• Clavis Pharma ASA, of Oslo, Norway, said Deerfield, Ill.-based Baxter International Inc. has released its first batch of elacytarabine for clinical use. Regulatory agencies have granted first approvals for the material from Baxter as the new contract manufacturer. At the same time, Ben Venue Laboratories, the previous manufacturer, has released its last batch of the drug, and it is being used in the CLAVELA study. Consequently, recruitment restrictions which had been in place for clinical trials have been lifted. Clavis expects to complete recruitment in the second half of 2012, and to report top-line results in the first quarter of 2013.

• Clovis Oncology Inc., of Boulder, Colo., reached its target for enrollment in its pivotal LEAP trial of CO0101 in metastatic pancreatic cancer. The 360-patient trial will evaluate overall survival of patients receiving CO-101 vs. gemcitabine in patients with pancreatic cancer. Top-line data are expected in the fourth quarter, with expected filing for approval in mid-2013.

• Nymox Pharmaceutical Corp., of Hasbrouck Heights, N.J., reported results from the 52 to 56-month follow-up study of patients who participated in the U.S. NX02-0016 study of NX-1207 in benign prostatic hyperplasia (BPH), completed in 2007. Results showed no significant drug safety problems and found that, of patients who received NX-1207 2.5 mg, 52 percent currently were not taking BPH medication and had not received surgical treatments for their BPH, while 36 percent had required no medical or surgical treatments for their BPH since receiving their initial doses of NX-1207 2.5 mg. Two Phase III studies are under way in the U.S. and are nearing full enrollment. Nymox and European partner Recordati SpA, of Milan, Italy, recently started a Phase III trial in Europe.
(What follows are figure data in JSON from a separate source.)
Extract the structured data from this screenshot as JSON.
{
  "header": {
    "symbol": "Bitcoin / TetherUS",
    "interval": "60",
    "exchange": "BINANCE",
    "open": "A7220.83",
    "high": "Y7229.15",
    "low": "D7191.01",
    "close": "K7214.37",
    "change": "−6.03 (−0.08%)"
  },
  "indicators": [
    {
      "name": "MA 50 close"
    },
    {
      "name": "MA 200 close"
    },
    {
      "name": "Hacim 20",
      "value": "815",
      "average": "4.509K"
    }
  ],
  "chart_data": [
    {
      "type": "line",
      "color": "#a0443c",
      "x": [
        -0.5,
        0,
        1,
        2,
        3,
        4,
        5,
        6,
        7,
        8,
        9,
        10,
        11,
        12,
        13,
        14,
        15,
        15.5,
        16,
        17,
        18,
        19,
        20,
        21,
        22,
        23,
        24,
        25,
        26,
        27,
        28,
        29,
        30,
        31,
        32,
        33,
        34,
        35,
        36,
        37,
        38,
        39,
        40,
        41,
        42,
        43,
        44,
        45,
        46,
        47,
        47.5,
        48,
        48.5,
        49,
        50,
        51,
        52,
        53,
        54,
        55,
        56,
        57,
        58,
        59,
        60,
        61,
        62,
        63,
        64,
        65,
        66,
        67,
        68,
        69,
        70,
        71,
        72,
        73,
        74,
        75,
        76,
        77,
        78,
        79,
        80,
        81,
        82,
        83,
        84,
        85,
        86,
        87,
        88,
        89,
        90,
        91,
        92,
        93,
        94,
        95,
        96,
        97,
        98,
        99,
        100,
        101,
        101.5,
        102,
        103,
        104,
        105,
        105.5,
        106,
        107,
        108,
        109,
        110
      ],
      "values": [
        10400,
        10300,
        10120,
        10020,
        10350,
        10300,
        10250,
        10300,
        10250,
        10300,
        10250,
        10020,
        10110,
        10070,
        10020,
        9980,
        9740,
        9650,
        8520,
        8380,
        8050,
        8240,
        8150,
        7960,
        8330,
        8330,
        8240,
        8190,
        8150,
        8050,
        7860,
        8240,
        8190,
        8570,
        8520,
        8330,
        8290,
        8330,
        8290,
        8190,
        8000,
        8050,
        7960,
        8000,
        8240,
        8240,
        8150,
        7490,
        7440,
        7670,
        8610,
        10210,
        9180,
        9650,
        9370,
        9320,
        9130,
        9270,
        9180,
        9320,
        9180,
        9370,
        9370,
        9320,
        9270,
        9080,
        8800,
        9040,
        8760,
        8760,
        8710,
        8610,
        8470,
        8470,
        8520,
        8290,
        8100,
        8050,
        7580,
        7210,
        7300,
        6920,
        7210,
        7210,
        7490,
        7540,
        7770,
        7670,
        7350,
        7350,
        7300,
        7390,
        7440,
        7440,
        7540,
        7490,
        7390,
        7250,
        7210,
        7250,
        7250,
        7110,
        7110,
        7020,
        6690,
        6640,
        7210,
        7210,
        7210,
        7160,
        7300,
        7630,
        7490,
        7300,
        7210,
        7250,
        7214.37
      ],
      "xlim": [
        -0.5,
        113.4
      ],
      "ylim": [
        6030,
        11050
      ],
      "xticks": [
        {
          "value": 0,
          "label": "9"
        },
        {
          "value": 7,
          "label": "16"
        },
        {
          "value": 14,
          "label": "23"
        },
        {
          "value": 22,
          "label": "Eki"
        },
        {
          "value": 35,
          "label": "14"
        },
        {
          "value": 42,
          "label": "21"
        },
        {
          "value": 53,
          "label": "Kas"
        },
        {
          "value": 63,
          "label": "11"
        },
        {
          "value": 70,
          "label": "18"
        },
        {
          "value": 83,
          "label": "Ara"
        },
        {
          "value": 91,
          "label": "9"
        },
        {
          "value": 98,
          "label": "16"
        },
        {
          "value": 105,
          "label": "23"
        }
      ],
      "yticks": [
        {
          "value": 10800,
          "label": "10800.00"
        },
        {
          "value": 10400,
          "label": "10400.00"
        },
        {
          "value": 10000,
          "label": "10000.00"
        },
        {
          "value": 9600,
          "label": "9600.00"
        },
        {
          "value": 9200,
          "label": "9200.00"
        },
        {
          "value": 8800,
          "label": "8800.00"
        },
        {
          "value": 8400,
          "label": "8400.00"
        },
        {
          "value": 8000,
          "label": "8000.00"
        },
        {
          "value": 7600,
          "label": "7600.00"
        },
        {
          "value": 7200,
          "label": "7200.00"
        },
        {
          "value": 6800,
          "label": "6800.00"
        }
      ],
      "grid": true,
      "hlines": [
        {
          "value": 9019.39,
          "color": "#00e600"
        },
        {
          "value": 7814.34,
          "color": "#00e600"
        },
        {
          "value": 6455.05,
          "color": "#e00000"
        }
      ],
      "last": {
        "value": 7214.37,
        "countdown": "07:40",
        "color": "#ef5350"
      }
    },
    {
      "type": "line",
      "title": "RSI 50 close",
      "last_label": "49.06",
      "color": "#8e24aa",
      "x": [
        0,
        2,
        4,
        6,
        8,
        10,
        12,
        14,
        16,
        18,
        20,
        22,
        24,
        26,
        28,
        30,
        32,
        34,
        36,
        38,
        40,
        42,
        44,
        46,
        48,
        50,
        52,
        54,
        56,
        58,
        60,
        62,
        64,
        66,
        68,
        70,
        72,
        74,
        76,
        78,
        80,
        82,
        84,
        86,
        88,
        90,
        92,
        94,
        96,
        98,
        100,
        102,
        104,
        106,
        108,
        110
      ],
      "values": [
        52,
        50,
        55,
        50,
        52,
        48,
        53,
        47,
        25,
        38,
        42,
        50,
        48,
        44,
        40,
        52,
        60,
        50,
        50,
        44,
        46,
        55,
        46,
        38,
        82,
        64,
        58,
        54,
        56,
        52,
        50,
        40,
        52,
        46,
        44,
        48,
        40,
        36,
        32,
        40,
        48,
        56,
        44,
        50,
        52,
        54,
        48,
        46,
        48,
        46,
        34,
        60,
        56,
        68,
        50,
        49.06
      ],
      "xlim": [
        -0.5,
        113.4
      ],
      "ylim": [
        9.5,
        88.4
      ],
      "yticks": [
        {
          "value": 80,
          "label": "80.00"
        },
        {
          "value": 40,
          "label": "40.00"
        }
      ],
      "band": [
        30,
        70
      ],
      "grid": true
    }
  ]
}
• Optimer Pharmaceuticals Inc., of San Diego, Calif., published results from a Phase III trial of Dificid (fidaxomicin) for Clostridium difficile infection (CDI) that showed similar cure rates as oral vancomycin. Secondary endpoint analysis showed superior rates of sustained clinical response 25 days after the end of treatment, and lower recurrence rates within four weeks of treatment. Adult subjects with CDI received 200 mg Dificid orally twice daily or 125 mg vancoymicin orally four times daily for 10 days. Among patients treated with Dificid, 87.7 percent achieved the primary endpoint of clinical cure, compared to 86.8 percent of patients treated with vancomycin. Data were published in The Lancet.